On ne peut jamais être sûr des motivations de la Chine pour donner publiquement le ton de l’arrivée de Trump à Pékin dans dix jours. En réalité, enfouie au cœur de la longue déclaration de l’ambassadeur Fu se trouvait une remarque énigmatique entre parenthèses, selon laquelle « si la visite (de Trump) a lieu ». Se pourrait-il que Pékin aurait préféré que la visite d’État de Trump soit reportée à une date ultérieure, dans des circonstances plus calmes ?

Le fait est que Trump a trois options : un retour à la guerre, mais cela est non seulement profondément impopulaire sur le plan interne et nécessite une redéfinition de la nécessité ainsi que des perspectives de succès certaines ; deuxièmement, s’orienter vers la négociation, mais Téhéran cherche un changement fondamental dans le cadre de négociation, ce qui exigerait essentiellement un recul de Trump par rapport à sa politique de pression maximale.

Il existe en effet une troisième option, qui consiste à poursuivre l’actuelle « guerre de siège ». Elle est moins coûteuse, mais devient progressivement un piège stratégique où le facteur décisif est la résilience. C’est là que l’évolution de la pression internationale peut jouer un rôle crucial. Les États-Unis se trouvent aujourd’hui isolés en tant que membre permanent du Conseil de sécurité.

Trump est très sensible aux critiques. Il a riposté à Poutine par une rare rebuffade publique à propos de l’offre de médiation de ce dernier, en lui conseillant de se concentrer sur la guerre en Ukraine. Fu, quant à lui, a écrit sans détours que, compte tenu de la sombre réalité géostratégique, c’est la dernière chance pour le tandem Trump-Netanyahu de tenter une nouvelle fois de détruire et de désintégrer l’Iran.

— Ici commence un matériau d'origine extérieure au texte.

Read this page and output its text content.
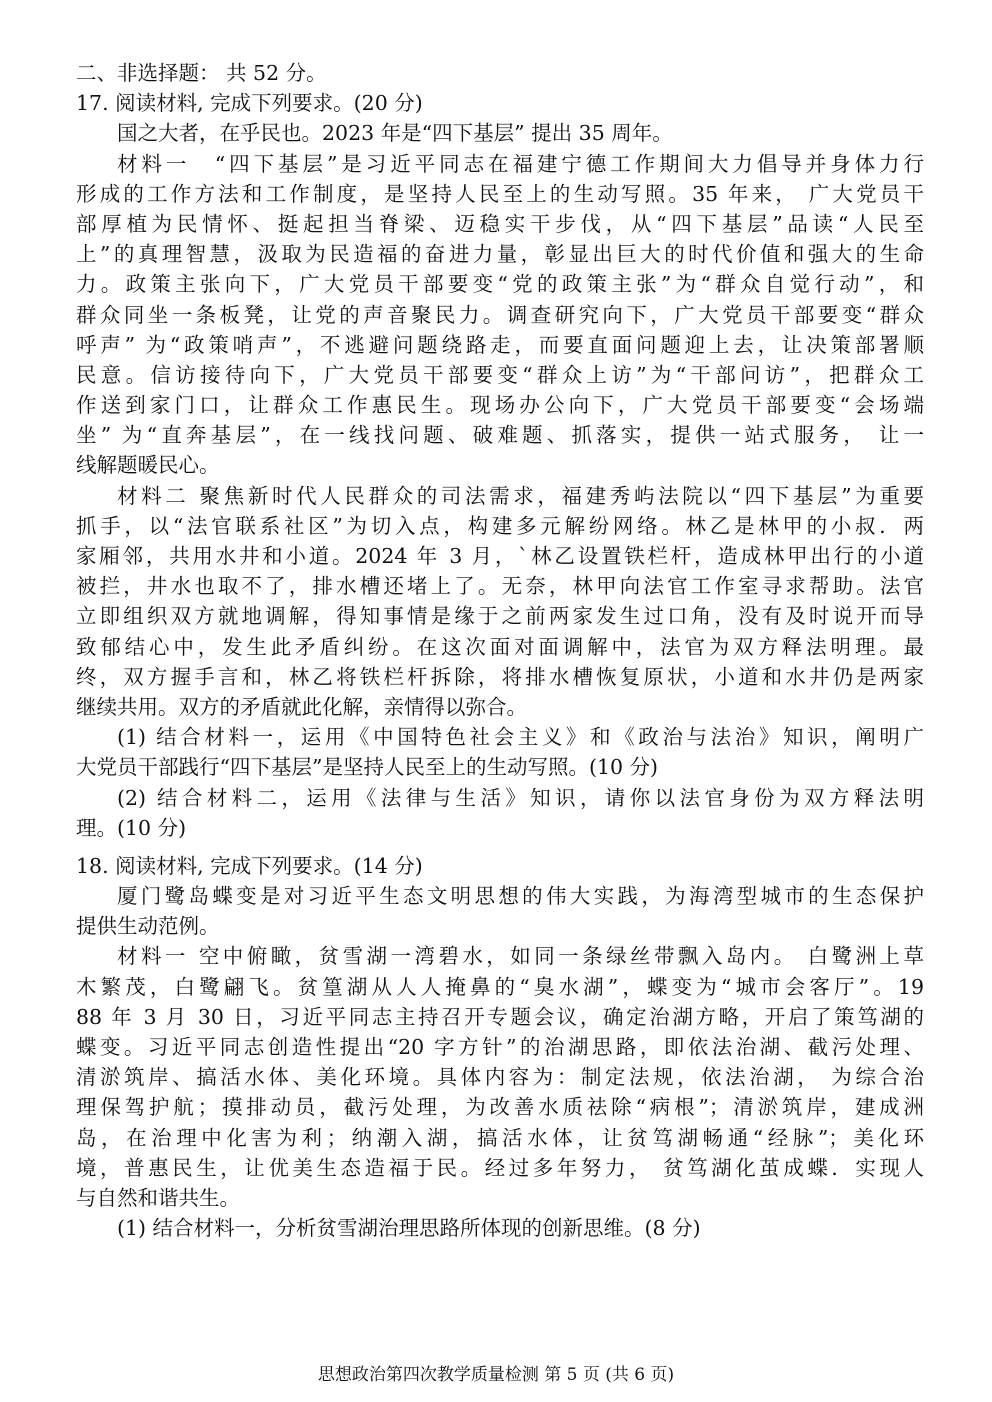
二、非选择题： 共 52 分。
17. 阅读材料, 完成下列要求。(20 分)
国之大者，在乎民也。2023 年是“四下基层” 提出 35 周年。
材料一　“四下基层”是习近平同志在福建宁德工作期间大力倡导并身体力行
形成的工作方法和工作制度，是坚持人民至上的生动写照。35 年来， 广大党员干
部厚植为民情怀、挺起担当脊梁、迈稳实干步伐，从“四下基层”品读“人民至
上”的真理智慧，汲取为民造福的奋进力量，彰显出巨大的时代价值和强大的生命
力。政策主张向下，广大党员干部要变“党的政策主张”为“群众自觉行动”，和
群众同坐一条板凳，让党的声音聚民力。调查研究向下，广大党员干部要变“群众
呼声” 为“政策哨声”，不逃避问题绕路走，而要直面问题迎上去，让决策部署顺
民意。信访接待向下，广大党员干部要变“群众上访”为“干部问访”，把群众工
作送到家门口，让群众工作惠民生。现场办公向下，广大党员干部要变“会场端
坐” 为“直奔基层”，在一线找问题、破难题、抓落实，提供一站式服务， 让一
线解题暖民心。
材料二 聚焦新时代人民群众的司法需求，福建秀屿法院以“四下基层”为重要
抓手，以“法官联系社区”为切入点，构建多元解纷网络。林乙是林甲的小叔．两
家厢邻，共用水井和小道。2024 年 3 月，`林乙设置铁栏杆，造成林甲出行的小道
被拦，井水也取不了，排水槽还堵上了。无奈，林甲向法官工作室寻求帮助。法官
立即组织双方就地调解，得知事情是缘于之前两家发生过口角，没有及时说开而导
致郁结心中，发生此矛盾纠纷。在这次面对面调解中，法官为双方释法明理。最
终，双方握手言和，林乙将铁栏杆拆除，将排水槽恢复原状，小道和水井仍是两家
继续共用。双方的矛盾就此化解，亲情得以弥合。
(1) 结合材料一，运用《中国特色社会主义》和《政治与法治》知识，阐明广
大党员干部践行“四下基层”是坚持人民至上的生动写照。(10 分)
(2) 结合材料二，运用《法律与生活》知识，请你以法官身份为双方释法明
理。(10 分)
18. 阅读材料, 完成下列要求。(14 分)
厦门鹭岛蝶变是对习近平生态文明思想的伟大实践，为海湾型城市的生态保护
提供生动范例。
材料一 空中俯瞰，贫雪湖一湾碧水，如同一条绿丝带飘入岛内。 白鹭洲上草
木繁茂，白鹭翩飞。贫篁湖从人人掩鼻的“臭水湖”，蝶变为“城市会客厅”。19
88 年 3 月 30 日，习近平同志主持召开专题会议，确定治湖方略，开启了策笃湖的
蝶变。习近平同志创造性提出“20 字方针”的治湖思路，即依法治湖、截污处理、
清淤筑岸、搞活水体、美化环境。具体内容为：制定法规，依法治湖， 为综合治
理保驾护航；摸排动员，截污处理，为改善水质祛除“病根”；清淤筑岸，建成洲
岛，在治理中化害为利；纳潮入湖，搞活水体，让贫笃湖畅通“经脉”；美化环
境，普惠民生，让优美生态造福于民。经过多年努力， 贫笃湖化茧成蝶．实现人
与自然和谐共生。
(1) 结合材料一，分析贫雪湖治理思路所体现的创新思维。(8 分)
思想政治第四次教学质量检测 第 5 页 (共 6 页)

Le Corps des gardiens de la révolution islamique [CGRI] a déclaré lundi : « Aucun navire commercial ou pétrolier n’a transité par le détroit d’Ormuz au cours des dernières heures. Les affirmations des responsables américains sont sans fondement et carrément fausses. » Du point de vue de Téhéran, la décision de Trump de lancer le soi-disant « Projet Liberté » dans le détroit d’Ormuz — soi-disant pour « aider les navires neutres » et assurer leur passage en toute sécurité — n’est pas seulement une opération de sécurité, mais une manœuvre politico-militaire à plusieurs niveaux, une tentative de redéfinir les règles du jeu dans le détroit d’Ormuz et de prendre l’initiative dans l’un des points géopolitiques les plus sensibles au monde.

Le communiqué du CGRI a souligné que toute présence militaire américaine dans le détroit d’Ormuz serait accueillie par la force militaire, car il s’agit  d’une tentative flagrante de modifier le statu quo, de poursuivre la guerre des 40 jours et de violer de fait le cessez-le-feu.

Il ne fait aucun doute que le CGRI mettra à profit sa capacité de dissuasion pour empêcher l’enracinement d’une présence militaire américaine près des frontières maritimes de l’Iran — ainsi que pour envoyer un message aux marchés et aux acteurs économiques selon lequel la sécurité du transit dans le détroit restera subordonnée au respect des règles déclarées par l’Iran.

Cette dialectique accroît le niveau de risque pour toutes les parties. Les signes d’une dérive dangereuse vers une « phase cinétique » apparaissent déjà dans le détroit d’Ormuz.